Em diversos momentos da programação, a personagem Tortuguita - que dá nome ao chocolate em forma de tartaruga que apoia o Tamar em Ubatuba – apareceu para alegrar o público, posar para fotos e distribuir chocolates para os mais de 3.000 participantes que prestigiaram o evento.

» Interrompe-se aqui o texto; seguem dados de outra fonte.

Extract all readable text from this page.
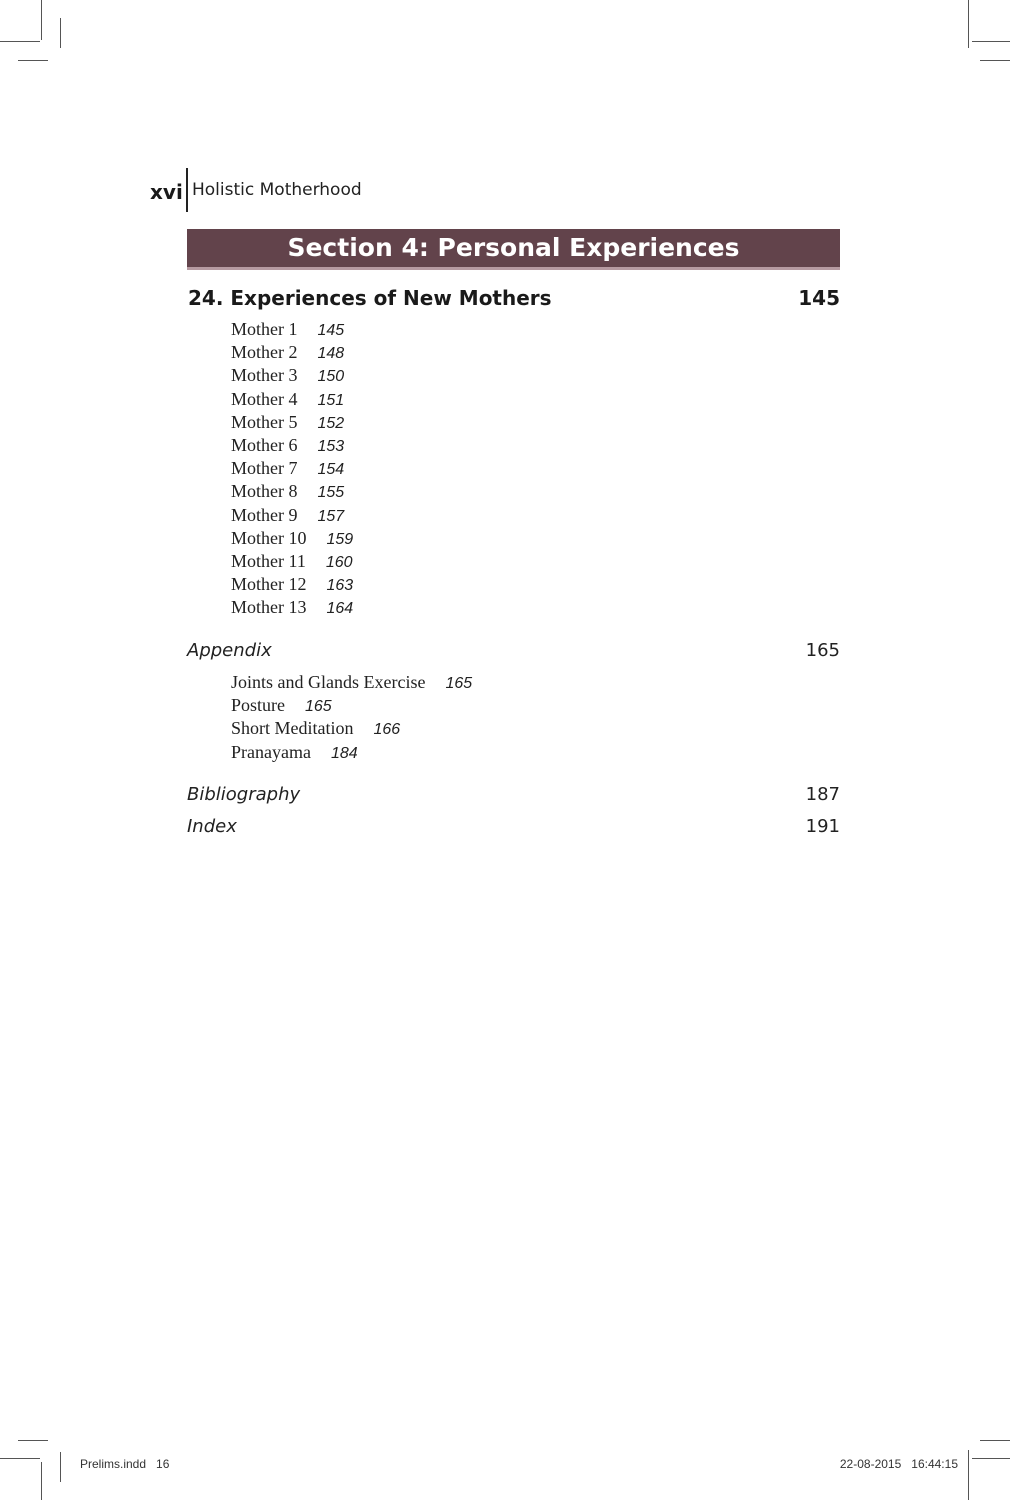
xvi Holistic Motherhood
Section 4: Personal Experiences
24. Experiences of New Mothers	145
Mother 1 145
Mother 2 148
Mother 3 150
Mother 4 151
Mother 5 152
Mother 6 153
Mother 7 154
Mother 8 155
Mother 9 157
Mother 10 159
Mother 11 160
Mother 12 163
Mother 13 164
Appendix	165
Joints and Glands Exercise 165
Posture 165
Short Meditation 166
Pranayama 184
Bibliography	187
Index	191
Prelims.indd 16	22-08-2015 16:44:15
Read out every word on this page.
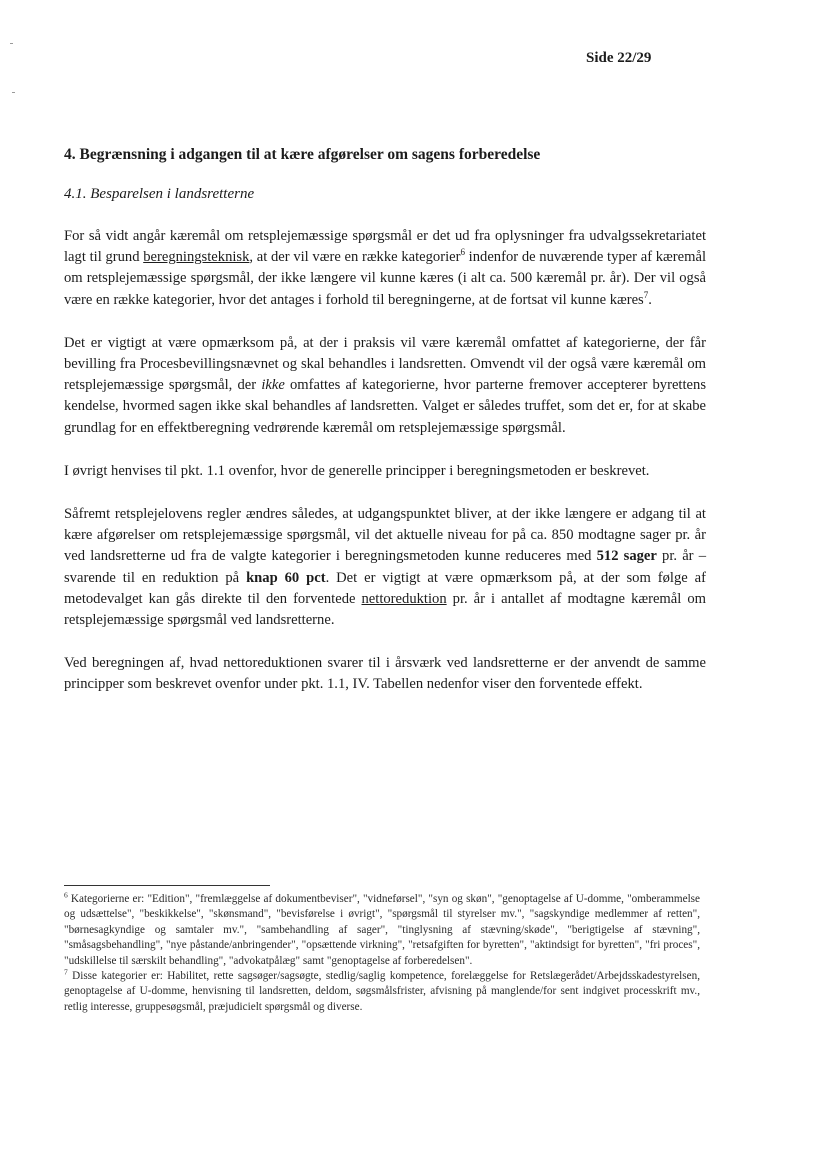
Side 22/29
4. Begrænsning i adgangen til at kære afgørelser om sagens forberedelse
4.1. Besparelsen i landsretterne

For så vidt angår kæremål om retsplejemæssige spørgsmål er det ud fra oplysninger fra udvalgssekretariatet lagt til grund beregningsteknisk, at der vil være en række kategorier$^6$ indenfor de nuværende typer af kæremål om retsplejemæssige spørgsmål, der ikke længere vil kunne kæres (i alt ca. 500 kæremål pr. år). Der vil også være en række kategorier, hvor det antages i forhold til beregningerne, at de fortsat vil kunne kæres$^7$.

Det er vigtigt at være opmærksom på, at der i praksis vil være kæremål omfattet af kategorierne, der får bevilling fra Procesbevillingsnævnet og skal behandles i landsretten. Omvendt vil der også være kæremål om retsplejemæssige spørgsmål, der ikke omfattes af kategorierne, hvor parterne fremover accepterer byrettens kendelse, hvormed sagen ikke skal behandles af landsretten. Valget er således truffet, som det er, for at skabe grundlag for en effektberegning vedrørende kæremål om retsplejemæssige spørgsmål.

I øvrigt henvises til pkt. 1.1 ovenfor, hvor de generelle principper i beregningsmetoden er beskrevet.

Såfremt retsplejelovens regler ændres således, at udgangspunktet bliver, at der ikke længere er adgang til at kære afgørelser om retsplejemæssige spørgsmål, vil det aktuelle niveau for på ca. 850 modtagne sager pr. år ved landsretterne ud fra de valgte kategorier i beregningsmetoden kunne reduceres med 512 sager pr. år – svarende til en reduktion på knap 60 pct. Det er vigtigt at være opmærksom på, at der som følge af metodevalget kan gås direkte til den forventede nettoreduktion pr. år i antallet af modtagne kæremål om retsplejemæssige spørgsmål ved landsretterne.

Ved beregningen af, hvad nettoreduktionen svarer til i årsværk ved landsretterne er der anvendt de samme principper som beskrevet ovenfor under pkt. 1.1, IV. Tabellen nedenfor viser den forventede effekt.

$^6$ Kategorierne er: "Edition", "fremlæggelse af dokumentbeviser", "vidneførsel", "syn og skøn", "genoptagelse af U-domme, "omberammelse og udsættelse", "beskikkelse", "skønsmand", "bevisførelse i øvrigt", "spørgsmål til styrelser mv.", "sagskyndige medlemmer af retten", "børnesagkyndige og samtaler mv.", "sambehandling af sager", "tinglysning af stævning/skøde", "berigtigelse af stævning", "småsagsbehandling", "nye påstande/anbringender", "opsættende virkning", "retsafgiften for byretten", "aktindsigt for byretten", "fri proces", "udskillelse til særskilt behandling", "advokatpålæg" samt "genoptagelse af forberedelsen".

$^7$ Disse kategorier er: Habilitet, rette sagsøger/sagsøgte, stedlig/saglig kompetence, forelæggelse for Retslægerådet/Arbejdsskadestyrelsen, genoptagelse af U-domme, henvisning til landsretten, deldom, søgsmålsfrister, afvisning på manglende/for sent indgivet processkrift mv., retlig interesse, gruppesøgsmål, præjudicielt spørgsmål og diverse.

Este evento contou com o patrocínio da Arcor do Brasil – marca Tortuguita, através da Suindara Radar e Rede, por meio do PROAC – Programa de Incentivo à Cultura do Estado de São Paulo. Foram parceiros na realização do evento o Silo Cultural de Paraty, o Museu Caiçara, a Rádio Vozes e a Tita nas Nuvens Produtora.

O Projeto Tamar é uma soma de esforços entre a Fundação Pró-Tamar e o Centro Tamar/ICMBio. Trabalha na pesquisa, proteção e manejo das cinco espécies de tartarugas marinhas que ocorrem no Brasil, todas ameaçadas de extinção: tartaruga-cabeçuda (Caretta caretta), tartaruga-de-pente (Eretmochelys imbricata), tartaruga-verde (Chelonia mydas), tartaruga-oliva (Lepidochelys olivacea) e tartaruga-de-couro (Dermochelys coriacea). Protege cerca de 1.100 quilômetros de praias e está presente em 25 localidades, em áreas de alimentação, desova, crescimento e descanso das tartarugas marinhas, no litoral e ilhas oceânicas dos estados da Bahia, Sergipe, Pernambuco, Rio Grande do Norte, Ceará, Espírito Santo, Rio de Janeiro, São Paulo e Santa Catarina. Reconhecido internacionalmente como uma das mais bem sucedidas experiências de conservação marinha do mundo, seu trabalho socioambiental, desenvolvido com as comunidades costeiras, serve de modelo para outros países. O Projeto Tamar tem o patrocínio oficial da Petrobras, através do Programa Petrobras Socioambiental, o apoio do Bradesco Capitalização, e nos nove estados brasileiros onde atua recebe diversos apoios locais. Em Ubatuba, recebe o apoio da Arcor do Brasil e da Prefeitura Municipal.